Internet cable problems: Telecoms competitors must work together

08 February 2008

Just days after severed cables in the Mediterranean disrupted phone and internet services in the Gulf, the region’s largest fixed-line operators agreed to build a high-capacity sub-sea cable, running from India to France through the Red Sea.

The cable, which will cost up to $400m, appeared to reveal the dynamism of the region’s operators in reacting to the disruption. The truth is somewhat different.

Saudi Telecom, Etisalat and Telecom Egypt, the three key regional companies funding the cable, had planned to start work on the project in late 2006. The cable was scheduled to start operating this year, but it is now unlikely to be finished until the end of 2009 at the earliest.

The delays were caused by changes to the companies in the consortium.

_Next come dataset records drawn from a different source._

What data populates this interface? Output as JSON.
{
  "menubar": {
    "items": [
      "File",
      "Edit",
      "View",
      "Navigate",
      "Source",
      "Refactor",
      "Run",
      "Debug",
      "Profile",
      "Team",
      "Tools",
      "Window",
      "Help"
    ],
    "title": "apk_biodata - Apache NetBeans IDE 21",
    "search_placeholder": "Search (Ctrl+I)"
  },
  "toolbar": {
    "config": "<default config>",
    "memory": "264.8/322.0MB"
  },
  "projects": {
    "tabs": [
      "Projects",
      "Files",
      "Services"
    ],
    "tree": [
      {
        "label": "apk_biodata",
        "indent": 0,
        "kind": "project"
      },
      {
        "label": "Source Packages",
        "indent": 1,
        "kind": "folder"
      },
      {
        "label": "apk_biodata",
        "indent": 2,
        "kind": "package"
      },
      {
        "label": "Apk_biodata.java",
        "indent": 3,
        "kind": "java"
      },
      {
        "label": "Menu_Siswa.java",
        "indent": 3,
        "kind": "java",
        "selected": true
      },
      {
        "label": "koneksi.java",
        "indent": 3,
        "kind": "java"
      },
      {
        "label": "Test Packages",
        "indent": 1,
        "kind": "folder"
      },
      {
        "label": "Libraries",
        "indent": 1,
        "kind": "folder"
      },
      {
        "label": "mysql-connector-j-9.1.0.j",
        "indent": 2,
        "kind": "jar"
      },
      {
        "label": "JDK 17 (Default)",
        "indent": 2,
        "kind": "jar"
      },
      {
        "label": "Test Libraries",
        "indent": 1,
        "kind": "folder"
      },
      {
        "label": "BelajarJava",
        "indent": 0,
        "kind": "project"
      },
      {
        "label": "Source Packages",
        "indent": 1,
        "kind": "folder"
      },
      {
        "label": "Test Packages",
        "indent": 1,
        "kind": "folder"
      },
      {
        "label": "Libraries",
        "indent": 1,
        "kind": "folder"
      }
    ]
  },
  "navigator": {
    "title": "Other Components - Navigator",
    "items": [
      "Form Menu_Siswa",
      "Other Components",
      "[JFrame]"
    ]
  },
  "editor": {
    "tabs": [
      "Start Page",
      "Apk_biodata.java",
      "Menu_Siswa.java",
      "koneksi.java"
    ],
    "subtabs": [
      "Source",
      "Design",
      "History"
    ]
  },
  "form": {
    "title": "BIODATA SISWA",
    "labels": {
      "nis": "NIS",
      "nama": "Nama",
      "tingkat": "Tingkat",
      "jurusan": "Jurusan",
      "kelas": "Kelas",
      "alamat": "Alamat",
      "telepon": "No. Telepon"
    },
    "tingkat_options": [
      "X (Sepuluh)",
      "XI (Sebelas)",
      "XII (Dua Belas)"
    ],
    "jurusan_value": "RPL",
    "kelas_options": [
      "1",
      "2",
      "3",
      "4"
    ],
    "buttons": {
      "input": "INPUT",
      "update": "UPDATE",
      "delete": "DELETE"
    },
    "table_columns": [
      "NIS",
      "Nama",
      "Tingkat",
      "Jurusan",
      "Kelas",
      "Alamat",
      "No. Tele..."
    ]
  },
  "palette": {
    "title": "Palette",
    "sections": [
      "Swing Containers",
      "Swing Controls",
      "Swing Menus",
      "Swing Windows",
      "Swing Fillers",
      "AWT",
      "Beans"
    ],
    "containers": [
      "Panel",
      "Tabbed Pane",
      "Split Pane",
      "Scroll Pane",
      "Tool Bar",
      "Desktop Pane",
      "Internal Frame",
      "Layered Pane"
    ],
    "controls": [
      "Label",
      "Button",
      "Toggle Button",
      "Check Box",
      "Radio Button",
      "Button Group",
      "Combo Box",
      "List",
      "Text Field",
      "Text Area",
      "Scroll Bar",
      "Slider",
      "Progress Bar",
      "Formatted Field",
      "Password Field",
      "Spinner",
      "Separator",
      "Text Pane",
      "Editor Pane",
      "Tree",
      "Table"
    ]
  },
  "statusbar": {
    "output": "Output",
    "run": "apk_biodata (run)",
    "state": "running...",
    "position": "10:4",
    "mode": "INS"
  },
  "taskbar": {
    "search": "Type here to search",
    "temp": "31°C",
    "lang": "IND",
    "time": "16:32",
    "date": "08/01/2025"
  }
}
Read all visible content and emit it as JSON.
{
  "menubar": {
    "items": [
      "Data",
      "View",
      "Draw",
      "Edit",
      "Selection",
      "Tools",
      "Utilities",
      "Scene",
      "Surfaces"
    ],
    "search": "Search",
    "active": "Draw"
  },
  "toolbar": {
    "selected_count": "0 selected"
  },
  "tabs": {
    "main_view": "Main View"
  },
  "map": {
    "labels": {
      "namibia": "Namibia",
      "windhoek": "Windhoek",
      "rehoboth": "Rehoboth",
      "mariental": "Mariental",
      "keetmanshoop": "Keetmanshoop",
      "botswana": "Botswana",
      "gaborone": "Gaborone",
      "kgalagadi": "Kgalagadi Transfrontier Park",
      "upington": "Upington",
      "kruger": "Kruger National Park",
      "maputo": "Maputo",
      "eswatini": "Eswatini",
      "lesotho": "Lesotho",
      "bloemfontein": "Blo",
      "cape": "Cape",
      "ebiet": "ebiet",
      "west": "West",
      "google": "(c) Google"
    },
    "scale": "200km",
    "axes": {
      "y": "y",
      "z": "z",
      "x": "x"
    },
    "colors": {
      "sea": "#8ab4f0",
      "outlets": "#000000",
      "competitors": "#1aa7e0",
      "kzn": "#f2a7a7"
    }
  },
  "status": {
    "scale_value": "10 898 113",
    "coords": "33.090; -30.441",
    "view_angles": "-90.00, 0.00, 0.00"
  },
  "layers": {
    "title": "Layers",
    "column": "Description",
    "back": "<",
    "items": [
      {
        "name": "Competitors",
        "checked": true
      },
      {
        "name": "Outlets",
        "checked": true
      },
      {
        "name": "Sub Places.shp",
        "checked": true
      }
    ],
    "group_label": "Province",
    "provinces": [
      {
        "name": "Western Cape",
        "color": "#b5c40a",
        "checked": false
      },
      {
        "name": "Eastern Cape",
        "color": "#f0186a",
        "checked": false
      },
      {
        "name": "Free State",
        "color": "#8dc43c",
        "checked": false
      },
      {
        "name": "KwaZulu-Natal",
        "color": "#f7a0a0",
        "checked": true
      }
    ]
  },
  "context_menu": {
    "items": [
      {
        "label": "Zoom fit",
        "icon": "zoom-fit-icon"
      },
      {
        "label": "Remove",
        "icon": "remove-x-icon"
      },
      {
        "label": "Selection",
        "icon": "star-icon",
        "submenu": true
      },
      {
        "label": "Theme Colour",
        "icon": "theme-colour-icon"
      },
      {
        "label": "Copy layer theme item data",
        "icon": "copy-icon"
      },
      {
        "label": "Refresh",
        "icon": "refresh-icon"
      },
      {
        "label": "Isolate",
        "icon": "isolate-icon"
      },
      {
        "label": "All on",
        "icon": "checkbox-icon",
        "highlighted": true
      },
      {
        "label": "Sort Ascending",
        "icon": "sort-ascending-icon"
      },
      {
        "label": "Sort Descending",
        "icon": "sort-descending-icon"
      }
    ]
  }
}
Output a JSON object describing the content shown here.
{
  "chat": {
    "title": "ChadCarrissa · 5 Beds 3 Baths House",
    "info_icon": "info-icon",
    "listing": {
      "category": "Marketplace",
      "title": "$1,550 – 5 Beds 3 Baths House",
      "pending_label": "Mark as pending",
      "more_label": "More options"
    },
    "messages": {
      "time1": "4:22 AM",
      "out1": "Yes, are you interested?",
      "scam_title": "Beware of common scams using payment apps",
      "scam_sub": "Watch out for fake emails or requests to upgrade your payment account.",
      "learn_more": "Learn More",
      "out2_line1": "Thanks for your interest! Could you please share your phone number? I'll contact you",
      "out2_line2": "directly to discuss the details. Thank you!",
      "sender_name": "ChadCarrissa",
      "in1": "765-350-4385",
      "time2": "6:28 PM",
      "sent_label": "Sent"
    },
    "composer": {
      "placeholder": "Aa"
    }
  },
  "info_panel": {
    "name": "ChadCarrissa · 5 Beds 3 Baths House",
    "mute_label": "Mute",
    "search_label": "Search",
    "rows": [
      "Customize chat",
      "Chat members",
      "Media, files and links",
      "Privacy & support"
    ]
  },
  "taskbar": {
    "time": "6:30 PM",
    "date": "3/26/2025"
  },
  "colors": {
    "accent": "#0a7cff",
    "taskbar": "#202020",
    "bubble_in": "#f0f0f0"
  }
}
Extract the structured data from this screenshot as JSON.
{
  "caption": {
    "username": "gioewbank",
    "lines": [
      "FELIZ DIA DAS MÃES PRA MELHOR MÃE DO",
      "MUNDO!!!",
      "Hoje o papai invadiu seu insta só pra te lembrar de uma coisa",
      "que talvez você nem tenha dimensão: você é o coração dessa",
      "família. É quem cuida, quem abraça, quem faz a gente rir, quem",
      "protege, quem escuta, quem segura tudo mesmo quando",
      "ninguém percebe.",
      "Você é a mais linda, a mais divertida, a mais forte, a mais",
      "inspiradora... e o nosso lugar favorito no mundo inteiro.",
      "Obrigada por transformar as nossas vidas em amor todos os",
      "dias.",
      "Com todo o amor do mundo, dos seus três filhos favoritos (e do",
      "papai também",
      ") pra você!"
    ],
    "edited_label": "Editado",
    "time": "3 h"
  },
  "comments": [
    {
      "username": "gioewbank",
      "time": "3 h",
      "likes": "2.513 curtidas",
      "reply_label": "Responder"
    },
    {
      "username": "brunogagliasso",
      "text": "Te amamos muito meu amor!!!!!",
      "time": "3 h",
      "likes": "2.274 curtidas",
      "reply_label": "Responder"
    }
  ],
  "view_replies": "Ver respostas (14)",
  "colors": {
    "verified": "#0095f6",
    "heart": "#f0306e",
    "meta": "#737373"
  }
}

Bharti Airtel, India’s largest telecoms operator, only came into the consortium recently and will now make one of the largest financial contributions to the project.

If they are to make voice and data traffic more secure, the big Middle East telecoms operators need to co-operate more on projects such as this.

However, this may be difficult at a time when competition is increasing in some countries. Etisalat’s entry into the Saudi mobile phone market in 2005 led to lower profits at Saudi Telecom.

Submarine cables are critical for the Middle East’s perception of itself as a centre of business and trade.

Just four sub-sea cables carry almost all of the region’s communications traffic. The much-welcome investment in a further cable should be the start, not the end, of an overhaul of telecoms infrastructure in the region.